Input Chinese characters not correctly echoed in E

2019-08-08 18:10发布

问题:

I had this weird encoding issue for my Emacs and R environment. Display of Chinese characters are all good with my .Rprofile setting Sys.setlocale("LC_ALL","zh_CN.utf-8"); except the echo of input ones.

    > linkTexts[5]
          font 
    "使用帮助" 
    > functionNotExist()
    错误: 没有"functionNotExist"这个函数
    > fire <- "你好"
    > fire
    [1] "  "

As we can see, Chinese characters contained in the vector linkTexts, Chinese error messages, and input Chinese characters all can be perfectly shown, yet the echo of input characters were only shown as blank placeholders.

sessionInfo() is here, which is as expected given the Sys.setlocale("LC_ALL","zh_CN.utf-8"); setting:

    > sessionInfo()
    R version 2.15.2 (2012-10-26)
    Platform: i386-apple-darwin9.8.0/i386 (32-bit)

    locale:
    [1] zh_CN.utf-8/zh_CN.utf-8/zh_CN.utf-8/C/zh_CN.utf-8/C

    attached base packages:
    [1] stats     graphics  grDevices utils     datasets  methods   base     

    other attached packages:
    [1] XML_3.96-1.1

    loaded via a namespace (and not attached):
    [1] compiler_2.15.2 tools_2.15.2   

And I have no locale settings in the .Emacs file.

To me, this seems to be an Emacs encoding issue, but I just don't know how to correct it. Any idea or suggestion? Thanks.

回答1:

Your examples work for me out of the box. You can set emacs process decoding/encoding with M-x set-buffer-process-coding-system. Once you figure out what encoding works (if any) you can make the change permanent with:

(add-hook 'ess-R-post-run-hook
          (lambda () (set-buffer-process-coding-system
                      'utf-8-unix 'utf-8-unix)))

Replace utf-8-unix with your chosen encoding.

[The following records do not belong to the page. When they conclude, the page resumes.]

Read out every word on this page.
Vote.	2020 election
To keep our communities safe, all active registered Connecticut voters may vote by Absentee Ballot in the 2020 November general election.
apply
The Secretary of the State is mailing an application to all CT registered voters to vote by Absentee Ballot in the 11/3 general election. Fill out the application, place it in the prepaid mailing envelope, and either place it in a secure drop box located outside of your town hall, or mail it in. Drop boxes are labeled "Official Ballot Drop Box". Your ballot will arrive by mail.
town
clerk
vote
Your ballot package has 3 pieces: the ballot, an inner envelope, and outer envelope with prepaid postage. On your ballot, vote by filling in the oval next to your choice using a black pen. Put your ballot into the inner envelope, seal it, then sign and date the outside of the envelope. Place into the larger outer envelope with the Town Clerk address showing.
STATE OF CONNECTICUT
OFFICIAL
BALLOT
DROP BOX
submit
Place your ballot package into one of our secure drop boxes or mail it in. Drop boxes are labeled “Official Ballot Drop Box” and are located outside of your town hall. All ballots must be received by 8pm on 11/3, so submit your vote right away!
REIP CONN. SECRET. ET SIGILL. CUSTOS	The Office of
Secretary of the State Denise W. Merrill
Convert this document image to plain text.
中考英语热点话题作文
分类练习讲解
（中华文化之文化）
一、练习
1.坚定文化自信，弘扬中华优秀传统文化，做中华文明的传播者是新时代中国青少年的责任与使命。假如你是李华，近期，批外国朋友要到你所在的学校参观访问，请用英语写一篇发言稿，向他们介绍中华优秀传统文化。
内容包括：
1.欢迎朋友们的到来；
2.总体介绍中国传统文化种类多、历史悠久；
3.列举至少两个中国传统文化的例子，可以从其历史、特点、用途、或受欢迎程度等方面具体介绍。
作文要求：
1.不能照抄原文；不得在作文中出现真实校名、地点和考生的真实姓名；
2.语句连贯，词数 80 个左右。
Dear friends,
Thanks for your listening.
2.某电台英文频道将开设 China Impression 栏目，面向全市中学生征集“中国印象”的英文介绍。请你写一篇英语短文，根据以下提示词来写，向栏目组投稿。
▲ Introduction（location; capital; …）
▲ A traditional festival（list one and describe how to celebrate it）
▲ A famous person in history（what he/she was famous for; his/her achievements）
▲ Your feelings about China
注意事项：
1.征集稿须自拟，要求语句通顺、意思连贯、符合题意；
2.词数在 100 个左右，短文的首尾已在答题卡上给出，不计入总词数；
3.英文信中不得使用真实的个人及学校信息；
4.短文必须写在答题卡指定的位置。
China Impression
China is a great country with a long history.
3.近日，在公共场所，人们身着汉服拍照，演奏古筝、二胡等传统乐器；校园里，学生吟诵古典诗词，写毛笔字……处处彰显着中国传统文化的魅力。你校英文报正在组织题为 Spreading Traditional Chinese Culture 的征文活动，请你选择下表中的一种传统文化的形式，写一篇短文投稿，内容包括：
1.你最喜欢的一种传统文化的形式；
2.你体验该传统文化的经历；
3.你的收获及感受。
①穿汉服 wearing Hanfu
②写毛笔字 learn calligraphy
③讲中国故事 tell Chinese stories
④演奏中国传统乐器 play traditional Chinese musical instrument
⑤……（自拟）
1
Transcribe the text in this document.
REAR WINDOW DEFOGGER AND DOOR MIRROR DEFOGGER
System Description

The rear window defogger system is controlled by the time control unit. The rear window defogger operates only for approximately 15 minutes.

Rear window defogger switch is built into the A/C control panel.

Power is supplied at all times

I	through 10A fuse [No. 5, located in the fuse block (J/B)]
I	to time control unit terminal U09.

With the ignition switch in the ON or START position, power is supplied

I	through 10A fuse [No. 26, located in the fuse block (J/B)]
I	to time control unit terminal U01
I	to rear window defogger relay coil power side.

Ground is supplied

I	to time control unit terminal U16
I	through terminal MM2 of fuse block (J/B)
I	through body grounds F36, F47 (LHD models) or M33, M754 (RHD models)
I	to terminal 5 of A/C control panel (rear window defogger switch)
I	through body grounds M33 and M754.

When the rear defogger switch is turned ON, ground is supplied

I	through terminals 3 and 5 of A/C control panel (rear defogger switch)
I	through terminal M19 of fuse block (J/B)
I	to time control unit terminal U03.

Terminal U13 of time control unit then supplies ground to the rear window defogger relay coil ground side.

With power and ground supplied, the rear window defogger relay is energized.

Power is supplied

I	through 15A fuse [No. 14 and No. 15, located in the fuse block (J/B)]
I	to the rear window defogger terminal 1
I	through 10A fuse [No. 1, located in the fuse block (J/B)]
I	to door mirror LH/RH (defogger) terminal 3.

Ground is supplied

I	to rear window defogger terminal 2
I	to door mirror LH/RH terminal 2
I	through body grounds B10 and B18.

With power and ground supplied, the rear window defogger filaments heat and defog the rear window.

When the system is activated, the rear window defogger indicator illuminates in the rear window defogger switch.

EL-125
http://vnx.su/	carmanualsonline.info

I am not very convinced that the above will help. LinkText in your example displays well, but fire does not, doesn't look like an emacs/ESS issue.



回答2:

VitoshKa has made the perfectly correct suggestion. I just wanna add more of own findings here, as people may meet different but similar special character problems. Yet they can be solved in the same way.

The root cause is the input encoding setting to the current buffer process. As shown by the M-x describe-current-coding-system command, default buffer process encoding setting was good for output (utf-8-unix) but deteriorated for input:

    Coding systems for process I/O:
      encoding input to the process: 1 -- iso-latin-1-unix (alias: iso-8859-1-unix latin-1-unix)

      decoding output from the process: U -- utf-8-unix (alias: mule-utf-8-unix)

Changing the coding system for input into utf-8-unix, either by 'M-x set-buffer-process-coding-system' or adding the ess-post-run-hook into .emacs like suggested by VitoshKa, would suffice for solving the Chinese character display problem.

The other problem people may meet due to this setting is special character in ESS. When trying to input special characters, you may get the error message, 错误: 句法分析器%d行里不能有多字节字符 , or invalid multibyte character in parser at line %d in English.

    > x <- data.frame(part = c("målløs", "ny"))
    错误: 句法分析器1行里不能有多字节字符

And with the correct utf-8-unix setting for input coding system of buffer process, the above error for special characters disappears.